我正在使用TiTAN在docker中运行tensorflow object_detection api。使用命令python object_detection/model_main.py --"pipeline_config_path object_detection/train_manhole/faster_rcnn_resnet101_coco.config --model_dir object_detection/train_manhole --alsologtostder
,我收到一个错误。
以下是错误信息:
root@a358c8644e9c:~/manhole/models/research# python object_detection/model_main.py --pipeline_config_path object_detection/train_manhole/faster_rcnn_resnet101_coco.config --model_dir object_detection/train_manhole --alsologtostder
/root/manhole/models/research/object_detection/utils/visualization_utils.py:26: UserWarning:
This call to matplotlib.use() has no effect because the backend has already
been chosen; matplotlib.use() must be called *before* pylab, matplotlib.pyplot,
or matplotlib.backends is imported for the first time.

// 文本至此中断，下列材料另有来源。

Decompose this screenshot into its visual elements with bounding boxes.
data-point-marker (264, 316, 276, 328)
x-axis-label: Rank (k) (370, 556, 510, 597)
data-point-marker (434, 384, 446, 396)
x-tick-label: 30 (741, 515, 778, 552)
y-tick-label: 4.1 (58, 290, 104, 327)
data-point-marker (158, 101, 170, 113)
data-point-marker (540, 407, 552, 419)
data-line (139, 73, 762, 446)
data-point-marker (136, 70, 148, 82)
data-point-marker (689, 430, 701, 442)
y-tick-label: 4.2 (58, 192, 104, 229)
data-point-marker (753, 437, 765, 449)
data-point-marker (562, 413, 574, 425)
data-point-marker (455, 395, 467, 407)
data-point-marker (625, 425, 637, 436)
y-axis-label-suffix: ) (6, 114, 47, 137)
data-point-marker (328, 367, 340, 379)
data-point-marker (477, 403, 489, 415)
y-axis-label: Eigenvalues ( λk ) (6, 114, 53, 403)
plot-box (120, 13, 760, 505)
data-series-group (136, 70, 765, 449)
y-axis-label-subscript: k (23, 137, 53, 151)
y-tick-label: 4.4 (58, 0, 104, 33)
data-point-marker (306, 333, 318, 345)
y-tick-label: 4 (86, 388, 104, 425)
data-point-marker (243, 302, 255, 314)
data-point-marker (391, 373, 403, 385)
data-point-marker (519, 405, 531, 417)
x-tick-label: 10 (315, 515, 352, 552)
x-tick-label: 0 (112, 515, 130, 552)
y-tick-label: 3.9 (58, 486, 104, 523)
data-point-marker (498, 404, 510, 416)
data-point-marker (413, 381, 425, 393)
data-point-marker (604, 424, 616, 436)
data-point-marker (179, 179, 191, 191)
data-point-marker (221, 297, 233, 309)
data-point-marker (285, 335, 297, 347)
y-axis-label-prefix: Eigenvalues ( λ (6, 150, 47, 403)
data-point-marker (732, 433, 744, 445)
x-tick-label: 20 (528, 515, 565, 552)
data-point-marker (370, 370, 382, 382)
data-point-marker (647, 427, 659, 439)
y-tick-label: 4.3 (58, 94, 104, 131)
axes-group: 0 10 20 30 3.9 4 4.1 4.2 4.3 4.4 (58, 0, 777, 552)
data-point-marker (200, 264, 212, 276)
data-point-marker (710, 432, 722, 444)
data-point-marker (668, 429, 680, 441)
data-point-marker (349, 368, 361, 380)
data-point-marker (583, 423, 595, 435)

The backend was *originally* set to 'TkAgg' by the following code:
File "object_detection/model_main.py", line 26, in <module>
from object_detection import model_lib
File "/root/manhole/models/research/object_detection/model_lib.py", line 27, in <module>
from object_detection import eval_util
File "/root/manhole/models/research/object_detection/eval_util.py", line 28, in <module>
from object_detection.metrics import coco_evaluation
File "/root/manhole/models/research/object_detection/metrics/coco_evaluation.py", line 20, in <module>
from object_detection.metrics import coco_tools
File "/root/manhole/models/research/object_detection/metrics/coco_tools.py", line 47, in <module>
from pycocotools import coco
File "/root/manhole/models/research/pycocotools/coco.py", line 49, in <module>
import matplotlib.pyplot as plt
File "/usr/local/lib/python3.5/dist-packages/matplotlib/pyplot.py", line 71, in <module>
from matplotlib.backends import pylab_setup
File "/usr/local/lib/python3.5/dist-packages/matplotlib/backends/__init__.py", line 16, in <module>
line for line in traceback.format_stack()
import matplotlib; matplotlib.use('Agg') # pylint: disable=multiple-statements
WARNING:tensorflow:Forced number of epochs for all eval validations to be 1.
WARNING:tensorflow:Expected number of evaluation epochs is 1, but instead encountered `eval_on_train_input_config.num_epochs` = 0. Overwriting `num_epochs` to 1.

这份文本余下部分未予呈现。